N° 159 – Janvier 2016

Rédaction : Frère Bruno Bonnet-Eymard


LA LIGUE

La Ligue

SANS ELLE, VOUS NE POURREZ RIEN FAIRE !

Tome 15

LA grâce de ce temps de Noël fut d’entrer, par la science des Écritures de notre frère Bruno, dans les pensées du Cœur Immaculé de Marie. Méditant les psaumes, Elle comprenait qu’Elle était la “ fille de Sion ”, l’aboutissement de toutes les grâces de Dieu, depuis Abraham jusqu’à saint Joseph (cf. sermons des 24 et 25 décembre 2015).

Importance capitale de cet approfondissement biblique pour faire sortir «  l’Immaculée conception  » de “ la prison ” des “ filles d’Adam ” (Lumen Gentium n° 56) où Vatican II l’a enfermée pour “ raison d’État ” œcuménique. «  L’humble servante du Seigneur  », comme ils disent sans cesse, est aussi «  l’Immaculée Conception  » – expression littérale absente de la Constitution conciliaire – Reine et fondatrice d’empire, céleste et victorieuse défenderesse de la Chrétienté. Ce ne sont pas des mots en l’air, mais des événements historiques incontournables, dont l’Église célébrait la mémoire avec enthousiasme, tout en s’imprégnant peu à peu du progrès dogmatique, marial et trinitaire, que Dieu dévoilait ainsi à ses yeux. En ce domaine comme en tant d’autres, le concile Vatican II a opéré une formidable désorientation et régression.

Alors, avis à ces obscurantistes  : Rien ne pourra se faire sans Elle, «  l’Immaculée Conception  », ni résurrection de l’Église, ni paix dans le monde  ; ni même conversion des juifs, frère Bruno le rappellera au cardinal Koch d’une manière magistrale (cf. éditorial). Ratisbonne et le bienheureux Pie IX avaient bien compris cela  ; notre frère Prieur aussi. Tout son effort actuel (cf. supra) tend à prouver scientifiquement que la dévotion au Cœur Immaculé de Marie révélée à Fatima, est fondée sur le roc de la parole de Dieu, et à convaincre par conséquent le pape François de s’y ancrer, de ne plus édifier sur le sable mouvant de Vatican II, et d’en finir avec ce dialogue interreligieux, mondain, hypocrite, sans fruit autre que celui du sang de nos martyrs, qui coule à flots au fil de l’expansion islamique…

EN DEUX JOURS, QUE DE GRÂCES CERTAINES  !

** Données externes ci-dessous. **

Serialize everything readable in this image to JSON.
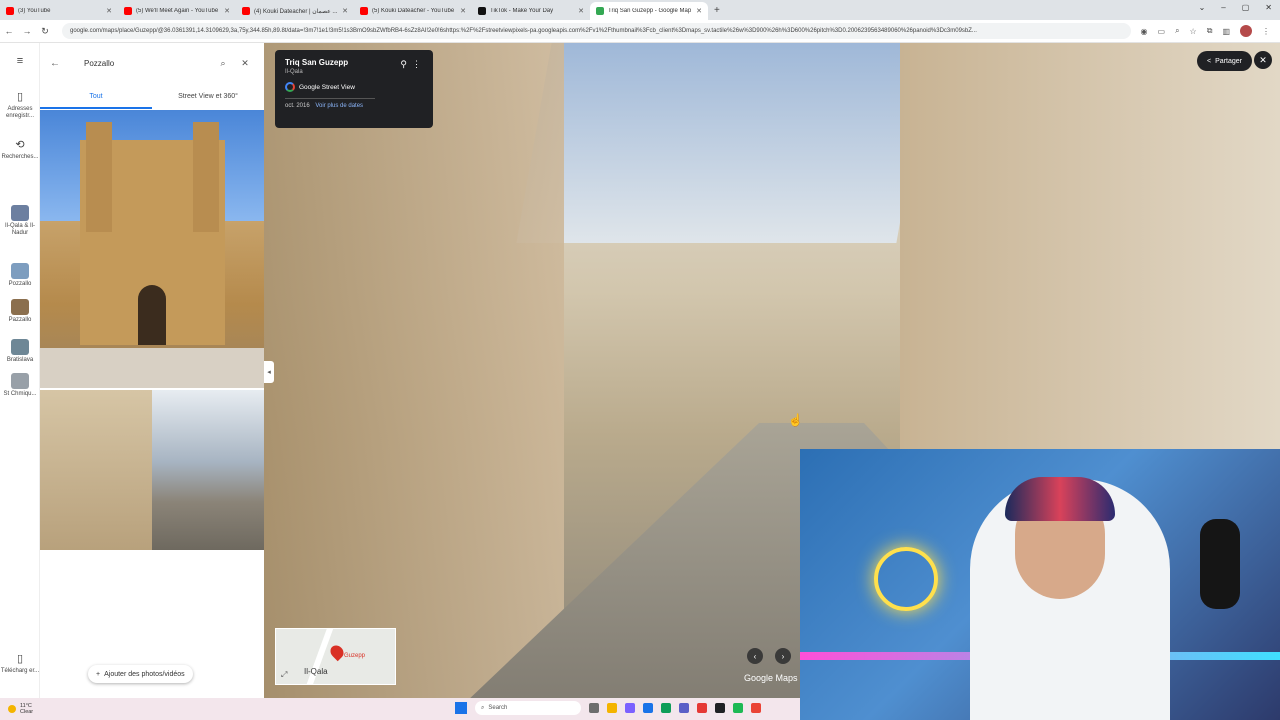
{
  "browser": {
    "tabs": [
      {
        "title": "(3) YouTube",
        "color": "#ff0000",
        "active": false
      },
      {
        "title": "(5) We'll Meet Again - YouTube",
        "color": "#ff0000",
        "active": false
      },
      {
        "title": "(4) Kouki Dateacher | عصمان ...",
        "color": "#ff0000",
        "active": false
      },
      {
        "title": "(5) Kouki Dateacher - YouTube",
        "color": "#ff0000",
        "active": false
      },
      {
        "title": "TikTok - Make Your Day",
        "color": "#111111",
        "active": false
      },
      {
        "title": "Triq San Guzepp - Google Map",
        "color": "#34a853",
        "active": true
      }
    ],
    "new_tab": "+",
    "window_controls": [
      "–",
      "▢",
      "✕"
    ],
    "window_controls_extra": "⌄",
    "url": "google.com/maps/place/Guzepp/@36.0361391,14.3109629,3a,75y,344.85h,89.8t/data=!3m7!1e1!3m5!1s3BmO9sbZWfbRB4-6sZz8AI!2e0!6shttps:%2F%2Fstreetviewpixels-pa.googleapis.com%2Fv1%2Fthumbnail%3Fcb_client%3Dmaps_sv.tactile%26w%3D900%26h%3D600%26pitch%3D0.2006239563489060%26panoid%3Dc3m09sbZ..."
  },
  "rail": {
    "menu_icon": "≡",
    "items": [
      {
        "label": "Adresses enregistr...",
        "icon": "bookmark-icon",
        "glyph": "▯"
      },
      {
        "label": "Recherches...",
        "icon": "history-icon",
        "glyph": "⟲"
      },
      {
        "label": "Il-Qala & Il-Nadur",
        "thumb": "#6c7fa0"
      },
      {
        "label": "Pozzallo",
        "thumb": "#7d9dbf"
      },
      {
        "label": "Pazzallo",
        "thumb": "#8b6f4e"
      },
      {
        "label": "Bratislava",
        "thumb": "#6e8796"
      },
      {
        "label": "St Chmiqu...",
        "thumb": "#98a0a8"
      },
      {
        "label": "Télécharg er...",
        "icon": "phone-icon",
        "glyph": "▯"
      }
    ]
  },
  "panel": {
    "search_query": "Pozzallo",
    "tabs": [
      "Tout",
      "Street View et 360°"
    ],
    "add_photos": "Ajouter des photos/vidéos"
  },
  "streetview": {
    "title": "Triq San Guzepp",
    "subtitle": "Il-Qala",
    "brand": "Google Street View",
    "date": "oct. 2016",
    "more_dates": "Voir plus de dates",
    "share": "Partager",
    "close": "✕",
    "minimap_label": "Il-Qala",
    "minimap_pin_label": "Guzepp",
    "watermark": "Google Maps",
    "prev": "‹",
    "next": "›"
  },
  "taskbar": {
    "temp": "11°C",
    "condition": "Clear",
    "search_placeholder": "Search",
    "apps": [
      "#6d6d6d",
      "#f4b400",
      "#7b61ff",
      "#1a73e8",
      "#0f9d58",
      "#5b5fc7",
      "#e53935",
      "#202124",
      "#1db954",
      "#ea4335"
    ]
  }
}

Les 2 et 3 janvier, sous l’égide des belles fêtes du Saint Nom de Jésus et de l’Épiphanie, nos amis arrivèrent en foule pour les Exercices de la dévotion réparatrice au Cœur Immaculé de Marie. En plus de consoler Notre-Dame, ils correspondaient aux vœux exprimés par notre Saint-Père François le 1er janvier, celui de vivre «  dans la compagnie de Marie, Mère de Dieu, Mère de Miséricorde  ».

En 1981, notre bienheureux Père prononçait une magistrale série de sermons (L 34  : Les psaumes leçon d’espérance  ; de charité universelle  ; de fidélité à Dieu ) pour illustrer et compléter la retraite que nous avons précisément réécoutée cette année (S 50  : Chanter les psaumes à Nazareth ). Les frères et les sœurs ont tellement été ravis de cette série de sermons, que frère Bruno voulut en faire profiter nos amis. Toute la journée du samedi fut consacrée à l’étude des psaumes, à l’exception de la traditionnelle visite de la crèche commentée par frère Bruno; un magnifique montage vidéo vous persuadera que oui, vraiment, Noël est le plus beau des psaumes…

LES PSAUMES  : UNE DOCTRINE DE CONFIANCE EN DIEU.

Vous êtes dans la chapelle de la maison Saint-Joseph, la messe est commencée, vient le temps du sermon. Vous fermez les yeux, vous ouvrez grandes vos oreilles, une voix jeune et chaleureuse entre chez vous, c’est le Père. Il est là  :

«  Je voudrais ce matin, d’une manière très brève, mais très claire, vous donner une ligne directrice, et vous comprendrez à m’entendre que nous sommes précisément, en 1981 [2016] dans l’année où il faut dire les psaumes comme des prières instantes à Dieu. Pour vous faciliter leur compréhension, je les classe en trois parties. C’est un immense triptyque d’événements d’Ancien Testament qui figurent et annoncent le Christ, Dieu fait homme.

«  1. Il y a les psaumes qui nous parlent des victoires de David, ce roi guerrier et heureux, comme d’une annonce prophétique de ce Christ-Roi, qui à la fin des temps sera victorieux de tous ses ennemis, comme son Sacré-Cœur le révélait à sainte Marguerite- Marie  : “ Je régnerai malgré mes ennemis. ” Nous sommes du parti du chef qui nous conduit à la victoire. Dieu sera victorieux  ! Comment serait-il battu  ?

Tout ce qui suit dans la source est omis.